Report: Rod Rosenstein offered to wear a wire to expose Trump chaos in 2017

Impact

Rod Rosenstein — the deputy attorney general who has overseen the Russia probe since early 2017 — reportedly proposed wearing a wire last year to covertly document the chaos President Donald Trump was wreaking on the White House.

According to an explosive New York Times report Friday, Rosenstein suggested secretly recording the president “to expose the chaos consuming the administration” in meetings with Department of Justice and FBI officials shortly after taking control of the Russia investigation in 2017.

He also reportedly discussed attempting to convince members of Trump’s Cabinet to invoke the 25th Amendment, which would declare the president unfit for office.

None of his proposals appear to have been acted upon, according to the Times, but the report will almost certainly increase Trump’s ire at the deputy attorney general — and potentially put his job in jeopardy.

Rosenstein’s position has appeared to be in peril since last year, as Trump has leveled frequent attacks on him over the Russia probe. The president has also been reported on a number of occasions to be considering firing Rosenstein as part of an effort to kneecap special counsel Robert Mueller, who has been leading the Russia probe since former FBI Director James Comey was fired in May 2017.

Trump frequently attacks the investigation, describing it as a “witch hunt” conjured up by his political opponents to undermine his presidency.

But Democrats and other critics of the president have suggested that any attempt to fire Rosenstein would amount to obstructing the investigation.

So far, Rosenstein has remained in his post despite the months of public speculation. But the Times report could bring the situation to a boiling point.

The deputy attorney general denied the report in a statement to the Times.

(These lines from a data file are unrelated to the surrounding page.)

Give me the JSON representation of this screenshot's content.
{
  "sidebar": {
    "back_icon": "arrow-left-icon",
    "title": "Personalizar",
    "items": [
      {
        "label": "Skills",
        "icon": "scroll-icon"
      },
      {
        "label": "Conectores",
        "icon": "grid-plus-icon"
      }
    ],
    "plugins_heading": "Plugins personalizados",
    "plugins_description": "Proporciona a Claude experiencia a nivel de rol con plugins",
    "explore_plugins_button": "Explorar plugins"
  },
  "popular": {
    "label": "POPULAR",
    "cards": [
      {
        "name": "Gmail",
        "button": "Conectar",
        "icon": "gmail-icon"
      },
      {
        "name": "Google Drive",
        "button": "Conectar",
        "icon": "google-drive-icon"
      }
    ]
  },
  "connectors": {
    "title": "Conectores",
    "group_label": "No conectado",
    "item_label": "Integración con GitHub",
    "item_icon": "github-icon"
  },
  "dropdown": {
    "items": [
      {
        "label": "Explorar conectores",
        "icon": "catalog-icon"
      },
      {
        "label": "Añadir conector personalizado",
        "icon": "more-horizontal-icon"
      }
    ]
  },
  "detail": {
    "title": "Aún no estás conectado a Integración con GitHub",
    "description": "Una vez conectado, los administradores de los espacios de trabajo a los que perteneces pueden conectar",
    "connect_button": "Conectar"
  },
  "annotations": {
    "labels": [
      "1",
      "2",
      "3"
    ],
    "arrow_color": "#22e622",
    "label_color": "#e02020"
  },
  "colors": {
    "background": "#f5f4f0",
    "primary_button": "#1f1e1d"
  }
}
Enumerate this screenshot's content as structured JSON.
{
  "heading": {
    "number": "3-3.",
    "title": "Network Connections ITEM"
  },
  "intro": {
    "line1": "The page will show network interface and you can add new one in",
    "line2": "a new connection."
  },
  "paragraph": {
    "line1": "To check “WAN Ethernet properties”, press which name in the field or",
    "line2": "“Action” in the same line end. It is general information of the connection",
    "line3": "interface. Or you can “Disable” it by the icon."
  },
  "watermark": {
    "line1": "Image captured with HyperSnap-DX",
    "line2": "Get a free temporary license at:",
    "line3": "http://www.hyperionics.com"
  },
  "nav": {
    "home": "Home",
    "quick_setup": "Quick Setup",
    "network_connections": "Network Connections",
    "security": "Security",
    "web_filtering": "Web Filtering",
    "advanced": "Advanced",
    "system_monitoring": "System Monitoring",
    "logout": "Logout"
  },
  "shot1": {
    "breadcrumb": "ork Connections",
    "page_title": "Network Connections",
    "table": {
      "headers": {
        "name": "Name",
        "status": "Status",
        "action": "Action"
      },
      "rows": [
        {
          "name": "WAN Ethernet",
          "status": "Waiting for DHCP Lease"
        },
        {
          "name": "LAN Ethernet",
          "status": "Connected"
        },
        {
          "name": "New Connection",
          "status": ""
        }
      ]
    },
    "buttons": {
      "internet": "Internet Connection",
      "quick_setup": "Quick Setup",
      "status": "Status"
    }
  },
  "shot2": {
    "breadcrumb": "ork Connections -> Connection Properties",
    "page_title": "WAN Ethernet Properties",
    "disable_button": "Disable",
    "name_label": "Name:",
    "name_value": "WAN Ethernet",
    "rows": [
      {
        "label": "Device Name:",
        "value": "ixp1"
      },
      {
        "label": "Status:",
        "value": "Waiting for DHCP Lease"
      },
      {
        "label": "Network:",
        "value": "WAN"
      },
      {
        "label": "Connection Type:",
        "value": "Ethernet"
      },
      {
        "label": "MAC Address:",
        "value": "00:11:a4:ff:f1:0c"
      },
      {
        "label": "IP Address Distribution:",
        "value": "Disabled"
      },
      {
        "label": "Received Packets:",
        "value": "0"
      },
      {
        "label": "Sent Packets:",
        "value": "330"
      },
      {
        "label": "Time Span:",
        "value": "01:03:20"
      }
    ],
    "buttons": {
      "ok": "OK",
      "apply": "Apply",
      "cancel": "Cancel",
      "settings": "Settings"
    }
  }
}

According to the Times, Rosenstein proposed secretly recording Trump about two weeks after assuming control of the Russia probe. He was apparently disturbed that his memo criticizing Comey’s handling of the Hillary Clinton email investigation had been cited as cause in Trump’s sacking of the then-FBI director, and made the suggestion amid the “turmoil” that followed the termination.

The report comes as Trump ramps up his battle with federal law enforcement, including his order this week to declassify some documents related to the Russia probe, which he’s temporarily put on hold as the inspector general reviews the documents.

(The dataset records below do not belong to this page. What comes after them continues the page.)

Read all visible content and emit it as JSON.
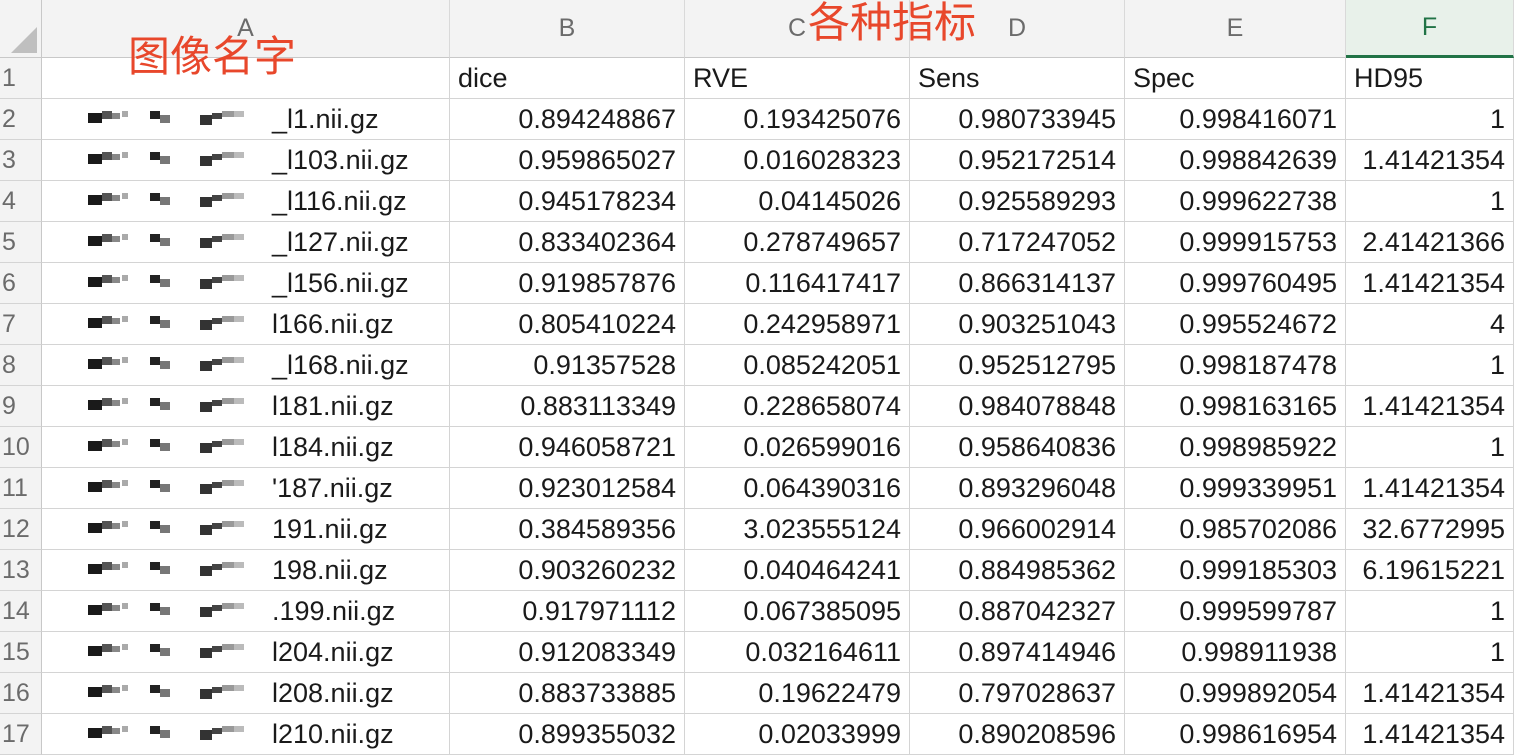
{
  "columns": [
    "A",
    "B",
    "C",
    "D",
    "E",
    "F"
  ],
  "header_row": {
    "num": "1",
    "A": "",
    "B": "dice",
    "C": "RVE",
    "D": "Sens",
    "E": "Spec",
    "F": "HD95"
  },
  "rows": [
    {
      "num": "2",
      "name": "_l1.nii.gz",
      "dice": "0.894248867",
      "rve": "0.193425076",
      "sens": "0.980733945",
      "spec": "0.998416071",
      "hd95": "1"
    },
    {
      "num": "3",
      "name": "_l103.nii.gz",
      "dice": "0.959865027",
      "rve": "0.016028323",
      "sens": "0.952172514",
      "spec": "0.998842639",
      "hd95": "1.41421354"
    },
    {
      "num": "4",
      "name": "_l116.nii.gz",
      "dice": "0.945178234",
      "rve": "0.04145026",
      "sens": "0.925589293",
      "spec": "0.999622738",
      "hd95": "1"
    },
    {
      "num": "5",
      "name": "_l127.nii.gz",
      "dice": "0.833402364",
      "rve": "0.278749657",
      "sens": "0.717247052",
      "spec": "0.999915753",
      "hd95": "2.41421366"
    },
    {
      "num": "6",
      "name": "_l156.nii.gz",
      "dice": "0.919857876",
      "rve": "0.116417417",
      "sens": "0.866314137",
      "spec": "0.999760495",
      "hd95": "1.41421354"
    },
    {
      "num": "7",
      "name": "l166.nii.gz",
      "dice": "0.805410224",
      "rve": "0.242958971",
      "sens": "0.903251043",
      "spec": "0.995524672",
      "hd95": "4"
    },
    {
      "num": "8",
      "name": "_l168.nii.gz",
      "dice": "0.91357528",
      "rve": "0.085242051",
      "sens": "0.952512795",
      "spec": "0.998187478",
      "hd95": "1"
    },
    {
      "num": "9",
      "name": "l181.nii.gz",
      "dice": "0.883113349",
      "rve": "0.228658074",
      "sens": "0.984078848",
      "spec": "0.998163165",
      "hd95": "1.41421354"
    },
    {
      "num": "10",
      "name": "l184.nii.gz",
      "dice": "0.946058721",
      "rve": "0.026599016",
      "sens": "0.958640836",
      "spec": "0.998985922",
      "hd95": "1"
    },
    {
      "num": "11",
      "name": "'187.nii.gz",
      "dice": "0.923012584",
      "rve": "0.064390316",
      "sens": "0.893296048",
      "spec": "0.999339951",
      "hd95": "1.41421354"
    },
    {
      "num": "12",
      "name": "191.nii.gz",
      "dice": "0.384589356",
      "rve": "3.023555124",
      "sens": "0.966002914",
      "spec": "0.985702086",
      "hd95": "32.6772995"
    },
    {
      "num": "13",
      "name": "198.nii.gz",
      "dice": "0.903260232",
      "rve": "0.040464241",
      "sens": "0.884985362",
      "spec": "0.999185303",
      "hd95": "6.19615221"
    },
    {
      "num": "14",
      "name": ".199.nii.gz",
      "dice": "0.917971112",
      "rve": "0.067385095",
      "sens": "0.887042327",
      "spec": "0.999599787",
      "hd95": "1"
    },
    {
      "num": "15",
      "name": "l204.nii.gz",
      "dice": "0.912083349",
      "rve": "0.032164611",
      "sens": "0.897414946",
      "spec": "0.998911938",
      "hd95": "1"
    },
    {
      "num": "16",
      "name": "l208.nii.gz",
      "dice": "0.883733885",
      "rve": "0.19622479",
      "sens": "0.797028637",
      "spec": "0.999892054",
      "hd95": "1.41421354"
    },
    {
      "num": "17",
      "name": "l210.nii.gz",
      "dice": "0.899355032",
      "rve": "0.02033999",
      "sens": "0.890208596",
      "spec": "0.998616954",
      "hd95": "1.41421354"
    }
  ],
  "annotations": {
    "image_names": "图像名字",
    "metrics": "各种指标"
  },
  "colors": {
    "annotation": "#e8472b",
    "active_column": "#217346",
    "header_bg": "#f3f3f3",
    "grid": "#d4d4d4"
  }
}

It also comes as he continues to weather the fallout from a recent spate of accounts describing the chaos of his administration, which included an anonymous Times op-ed from a senior Trump staffer detailing a “quiet resistance” within the White House seeking to protect the nation from the president’s “worst inclinations.”

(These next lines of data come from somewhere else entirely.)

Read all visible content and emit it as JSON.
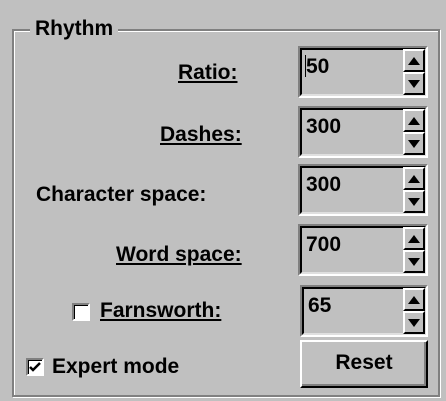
{
  "group": {
    "title": "Rhythm"
  },
  "fields": [
    {
      "label": "Ratio:",
      "value": "50"
    },
    {
      "label": "Dashes:",
      "value": "300"
    },
    {
      "label": "Character space:",
      "value": "300"
    },
    {
      "label": "Word space:",
      "value": "700"
    },
    {
      "label": "Farnsworth:",
      "value": "65"
    }
  ],
  "farnsworth": {
    "checked": false
  },
  "expert_mode": {
    "label": "Expert mode",
    "checked": true
  },
  "reset_button": {
    "label": "Reset"
  },
  "icons": {
    "spin_up": "arrow-up-icon",
    "spin_down": "arrow-down-icon",
    "check": "checkmark-icon"
  }
}
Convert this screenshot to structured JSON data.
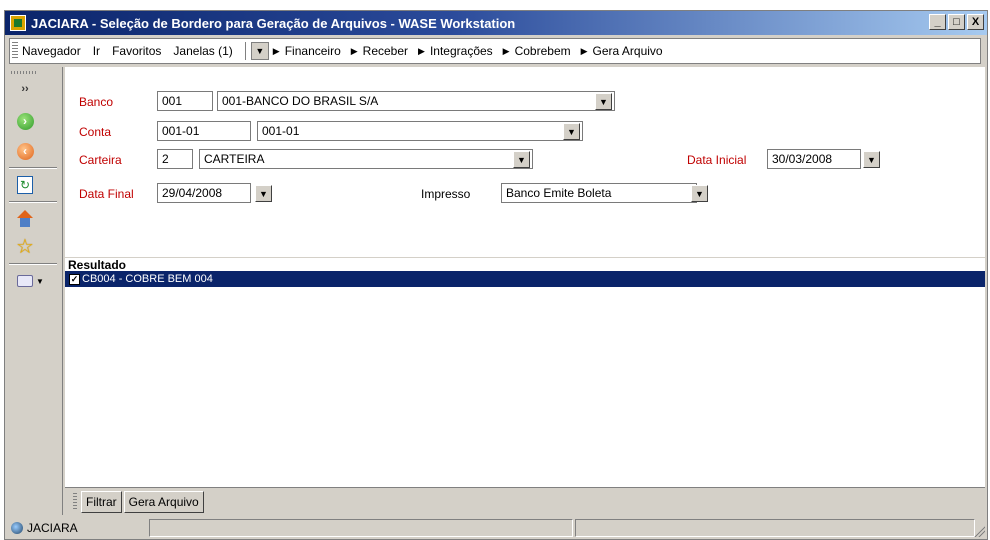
{
  "window": {
    "title": "JACIARA - Seleção de Bordero para Geração de Arquivos - WASE Workstation",
    "buttons": [
      "_",
      "□",
      "X"
    ]
  },
  "menu": {
    "items": [
      "Navegador",
      "Ir",
      "Favoritos",
      "Janelas (1)"
    ],
    "breadcrumb": [
      "Financeiro",
      "Receber",
      "Integrações",
      "Cobrebem",
      "Gera Arquivo"
    ]
  },
  "toolbar": {
    "icons": [
      "expand-icon",
      "forward-icon",
      "back-icon",
      "refresh-icon",
      "home-icon",
      "star-icon",
      "mail-icon"
    ]
  },
  "form": {
    "banco": {
      "label": "Banco",
      "code": "001",
      "name": "001-BANCO DO BRASIL S/A"
    },
    "conta": {
      "label": "Conta",
      "code": "001-01",
      "name": "001-01"
    },
    "carteira": {
      "label": "Carteira",
      "code": "2",
      "name": "CARTEIRA"
    },
    "data_inicial": {
      "label": "Data Inicial",
      "value": "30/03/2008"
    },
    "data_final": {
      "label": "Data Final",
      "value": "29/04/2008"
    },
    "impresso": {
      "label": "Impresso",
      "value": "Banco Emite Boleta"
    }
  },
  "result": {
    "header": "Resultado",
    "items": [
      {
        "label": "CB004 - COBRE BEM 004",
        "checked": "✓"
      }
    ]
  },
  "bottom_tabs": [
    "Filtrar",
    "Gera Arquivo"
  ],
  "status": {
    "user": "JACIARA"
  },
  "colors": {
    "title_start": "#0a246a",
    "title_end": "#a6caf0",
    "label_red": "#c00000",
    "selection": "#0a246a",
    "chrome": "#d4d0c8"
  }
}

That unnamed administration official claimed the Cabinet had weighed invoking the 25th Amendment in an effort to remove Trump from office.

The 25th Amendment contains a provision that allows the vice president and either the majority of his Cabinet or the majority of Congress to push the president out of office if he or she is “unable to discharge the powers and duties” of the office.

Some close to Trump, including former strategist Steve Bannon, have previously suggested it could be the biggest threat to his presidency. But the process would be complex and it has never been used to oust a president from office.

It’s not clear how serious Rosenstein was about his proposals, according to the Times, which cited anonymous sources familiar with the matter. Rosenstein called the report “inaccurate and factually incorrect,” and said that “based on my personal dealings with the president, there is no basis to invoke the 25th Amendment.”